Однако практика у «владельца лошади» развертывалась слабо. Через месяц он пишет своей невесте: «Я занят здесь пять часов, остальное время у меня свободно. Зимой у меня больше работы, а летом почти нечего делать».
Обзаведшись квартирой, мебелью и конем, Кох задумывается о женитьбе. 16 июля 1867 года в его родном городе Клаустале, при стечении населения почти всего городка и окружающих крестьян, совершается в местной церкви его бракосочетание с Эмми, дочерью суперинтенданта.
Женитьба принесла мало радости Коху. Наоборот, еще более обострилась его нужда в деньгах и его погоня за частной практикой. К тому же материальное положение его родителей значительно изменилось к худшему. Отец потерял выгодное место, начал слабеть и прихварывать. В письмах к родным за это время Кох проявляет себя как удивительно внимательный и любящий сын. Не имея возможности помочь ни одним талером, он горячо убеждает мать приехать к ним жить: «Для мамы жизнь здесь будет настоящим эльдорадо; здесь нет никакого детского крика, не нужно штопать чулок; наоборот, здесь будет полный покой и приятные прогулки. Кошечки и собачки здесь нежно играют друг с другом, простокваша в достаточном количестве и тысячи других прелестей будут к ее услугам».

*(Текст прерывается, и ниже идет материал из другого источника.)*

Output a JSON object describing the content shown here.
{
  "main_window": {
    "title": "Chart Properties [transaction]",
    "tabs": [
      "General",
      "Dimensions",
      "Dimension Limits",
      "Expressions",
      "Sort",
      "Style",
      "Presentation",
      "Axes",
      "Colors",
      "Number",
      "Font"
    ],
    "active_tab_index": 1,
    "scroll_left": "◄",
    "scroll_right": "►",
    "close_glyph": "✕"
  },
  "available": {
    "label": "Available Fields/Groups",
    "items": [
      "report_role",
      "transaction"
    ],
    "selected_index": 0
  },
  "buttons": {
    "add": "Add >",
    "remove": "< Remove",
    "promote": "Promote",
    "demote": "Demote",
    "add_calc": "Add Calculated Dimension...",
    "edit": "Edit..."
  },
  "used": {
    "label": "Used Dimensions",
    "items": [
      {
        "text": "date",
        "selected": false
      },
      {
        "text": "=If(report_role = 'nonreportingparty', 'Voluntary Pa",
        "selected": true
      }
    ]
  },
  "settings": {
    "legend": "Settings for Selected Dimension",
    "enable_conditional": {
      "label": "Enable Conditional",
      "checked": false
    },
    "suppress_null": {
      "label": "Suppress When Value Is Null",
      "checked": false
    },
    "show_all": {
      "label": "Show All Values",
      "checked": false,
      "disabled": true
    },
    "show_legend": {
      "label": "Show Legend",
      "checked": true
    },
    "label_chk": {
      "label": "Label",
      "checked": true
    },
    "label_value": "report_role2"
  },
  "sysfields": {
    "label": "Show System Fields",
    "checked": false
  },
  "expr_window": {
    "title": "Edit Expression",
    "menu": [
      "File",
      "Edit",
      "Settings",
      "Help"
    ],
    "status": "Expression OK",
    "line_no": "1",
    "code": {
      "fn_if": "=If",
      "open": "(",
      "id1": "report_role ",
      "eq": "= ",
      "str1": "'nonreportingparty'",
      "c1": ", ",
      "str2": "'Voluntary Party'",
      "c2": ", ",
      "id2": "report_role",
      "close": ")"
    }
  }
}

Однако судьба решила иначе. Уже 26 мая 1868 года, то есть ровно через полгода, он пишет своему отцу тревожное письмо о том, что филантропическое общество ради экономии решило поставить нового директора-врача и сократить жалование Коху. «Я теряю, таким образом, не только содержание от учреждения, но и приобретаю конкурента в частной практике. Конечно, я на это не согласился».
25 июня он оставляет службу и вместе со своей женой отправляется на родину в Клаусталь. Он надеялся здесь на ту же спасительную практику, однако ее не было, ибо всей практикой в этом городке завладели более старые врачи, давно жившие в этом месте. Опять начинаются странствования; он осматривает одно место за другим и все их расценивает опять с точки зрения интересов злополучной частной практики. Так по поводу одного места он пишет: «В этом маленьком городке хорошо было бы пожить, но есть большая разница, живут ли крестьяне или образованные люди», намекая на то, что с крестьян в частной практике взятки гладки. Он поселяется в городке Нимег и пишет родителям: «Я безусловно останусь здесь и написал уже, чтобы наши вещи прислали сюда из Лангенгагена. Вначале дело с практикой шло туго, и я даже сомневался в том, что останусь здесь, однако теперь дело пошло лучше. Во всяком случае здесь я меньше бегаю по больным, чем в Лангенгагене».